Find Limits of Trig Functions

[Guest]

What are the steps to solve questions like the two below?

1. Find the limit of (1+cosx)/(x) as x-->0.

2. Find the limit of (1-cosx)/(x^2) as x-->0.

Do I simply plug 0 for x in BOTH questions and simplify?

Thanks,
Interval

 

[galactus]

For the 2nd one, since you have an indeterminate form,you could try L'Hopital's rule...twice.

\(\displaystyle \L\\\lim_{x\to\0}\frac{1-cos(x)}{x^{2}}\)

Differentiate top and bottom:

\(\displaystyle \L\\\lim_{x\to\0}\frac{sin(x)}{2x}\)

Again:

\(\displaystyle \L\\\lim_{x\to\0}\frac{cos(x)}{2}\)

Now, what's the limit?.

 

[Guest]

okay

Okay but our teacher is not up to L'Hopital Rule yet. Is there another way to find the limit?
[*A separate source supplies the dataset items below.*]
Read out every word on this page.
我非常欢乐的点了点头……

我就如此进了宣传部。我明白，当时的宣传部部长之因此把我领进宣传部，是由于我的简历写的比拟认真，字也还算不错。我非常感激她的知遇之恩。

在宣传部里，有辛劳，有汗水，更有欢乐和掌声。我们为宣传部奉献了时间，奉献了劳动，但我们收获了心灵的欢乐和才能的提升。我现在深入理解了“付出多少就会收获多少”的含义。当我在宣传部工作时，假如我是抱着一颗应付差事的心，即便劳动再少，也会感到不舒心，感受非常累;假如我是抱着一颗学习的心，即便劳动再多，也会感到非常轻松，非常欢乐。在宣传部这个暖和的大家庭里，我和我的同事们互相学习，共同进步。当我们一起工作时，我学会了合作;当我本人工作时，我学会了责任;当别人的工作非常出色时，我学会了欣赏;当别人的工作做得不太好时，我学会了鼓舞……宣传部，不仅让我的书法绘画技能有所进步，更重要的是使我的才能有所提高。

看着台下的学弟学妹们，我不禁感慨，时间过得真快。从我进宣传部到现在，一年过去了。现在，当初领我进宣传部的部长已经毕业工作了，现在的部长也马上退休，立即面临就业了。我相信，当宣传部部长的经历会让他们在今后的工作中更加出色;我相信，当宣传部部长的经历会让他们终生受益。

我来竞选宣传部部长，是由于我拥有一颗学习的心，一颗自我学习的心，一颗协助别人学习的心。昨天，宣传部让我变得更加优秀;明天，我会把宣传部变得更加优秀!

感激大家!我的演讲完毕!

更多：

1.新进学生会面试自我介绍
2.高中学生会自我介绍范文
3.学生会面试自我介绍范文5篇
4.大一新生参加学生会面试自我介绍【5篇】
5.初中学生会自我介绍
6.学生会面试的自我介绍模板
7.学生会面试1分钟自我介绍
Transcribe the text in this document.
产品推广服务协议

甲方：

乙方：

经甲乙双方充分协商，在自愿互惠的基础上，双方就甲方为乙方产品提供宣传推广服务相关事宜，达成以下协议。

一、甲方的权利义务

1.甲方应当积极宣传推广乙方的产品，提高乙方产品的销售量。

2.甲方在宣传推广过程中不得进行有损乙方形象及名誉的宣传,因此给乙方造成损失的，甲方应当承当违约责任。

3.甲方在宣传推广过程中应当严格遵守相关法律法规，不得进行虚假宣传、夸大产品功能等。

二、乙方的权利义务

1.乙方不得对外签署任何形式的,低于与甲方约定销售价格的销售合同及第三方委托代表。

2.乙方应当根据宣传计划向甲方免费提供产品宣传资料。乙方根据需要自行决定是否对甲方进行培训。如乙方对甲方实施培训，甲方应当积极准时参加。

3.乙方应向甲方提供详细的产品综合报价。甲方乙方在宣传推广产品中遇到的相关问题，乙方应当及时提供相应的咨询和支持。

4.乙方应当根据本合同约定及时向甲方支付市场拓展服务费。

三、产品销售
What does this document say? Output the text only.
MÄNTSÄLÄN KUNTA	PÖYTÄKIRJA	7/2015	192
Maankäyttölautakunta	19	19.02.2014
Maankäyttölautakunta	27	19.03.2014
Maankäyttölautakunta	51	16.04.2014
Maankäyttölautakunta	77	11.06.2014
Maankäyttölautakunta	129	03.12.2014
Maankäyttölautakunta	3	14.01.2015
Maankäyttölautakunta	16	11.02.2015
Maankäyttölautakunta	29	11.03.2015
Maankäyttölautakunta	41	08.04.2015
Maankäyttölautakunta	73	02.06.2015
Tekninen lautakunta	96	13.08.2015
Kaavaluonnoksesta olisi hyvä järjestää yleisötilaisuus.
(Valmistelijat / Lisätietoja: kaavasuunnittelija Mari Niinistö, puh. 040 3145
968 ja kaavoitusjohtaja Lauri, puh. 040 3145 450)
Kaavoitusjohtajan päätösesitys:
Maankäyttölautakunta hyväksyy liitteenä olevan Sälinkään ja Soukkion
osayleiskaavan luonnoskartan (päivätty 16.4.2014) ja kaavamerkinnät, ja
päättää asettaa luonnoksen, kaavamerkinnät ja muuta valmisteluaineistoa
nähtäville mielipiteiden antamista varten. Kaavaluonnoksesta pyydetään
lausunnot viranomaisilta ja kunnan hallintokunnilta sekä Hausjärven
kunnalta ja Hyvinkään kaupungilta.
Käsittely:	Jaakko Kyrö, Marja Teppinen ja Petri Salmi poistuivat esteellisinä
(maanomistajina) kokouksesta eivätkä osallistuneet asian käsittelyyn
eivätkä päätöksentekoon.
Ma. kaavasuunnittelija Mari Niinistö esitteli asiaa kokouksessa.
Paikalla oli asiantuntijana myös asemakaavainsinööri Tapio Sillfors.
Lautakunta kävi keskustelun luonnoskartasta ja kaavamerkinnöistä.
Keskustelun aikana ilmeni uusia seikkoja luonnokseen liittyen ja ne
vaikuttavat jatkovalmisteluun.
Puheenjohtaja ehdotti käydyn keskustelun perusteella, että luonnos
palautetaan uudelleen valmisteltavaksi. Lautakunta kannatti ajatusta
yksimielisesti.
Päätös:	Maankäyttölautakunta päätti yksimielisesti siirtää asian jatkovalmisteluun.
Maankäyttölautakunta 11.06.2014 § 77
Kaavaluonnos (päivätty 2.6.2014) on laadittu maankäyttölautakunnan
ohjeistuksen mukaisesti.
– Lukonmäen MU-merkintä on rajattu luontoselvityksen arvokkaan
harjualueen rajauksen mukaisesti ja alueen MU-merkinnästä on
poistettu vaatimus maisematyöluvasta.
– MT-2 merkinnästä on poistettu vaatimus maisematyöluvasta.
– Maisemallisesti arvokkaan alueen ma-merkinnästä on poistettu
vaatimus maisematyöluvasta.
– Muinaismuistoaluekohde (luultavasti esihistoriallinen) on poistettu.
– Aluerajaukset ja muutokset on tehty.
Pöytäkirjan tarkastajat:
We also have not covered differentiation of any kind.

 

[sisxixon]

Before going into L'Hopital, whenever we did limits my teacher would make us test increasingly close numbers to the number you're trying to find (.01, .00001 for limit x-->0)

it's a pain in the butt, but it's also another method.

 

[wonky-faint]

what we did was just replace the x with the 0.

 

[galactus]

Plug in x=0 and see what you get:

\(\displaystyle \L\\\frac{1-cos(x)}{x^{2}}\)


:roll:

 

[Guest]

ok

I will replace x with 0 and see what happens.

 

[hank]

For these, I believe the following theorems apply:

lim as x->0 of sinx / x = 1

lim as x->0 (1-cosx) /x = 0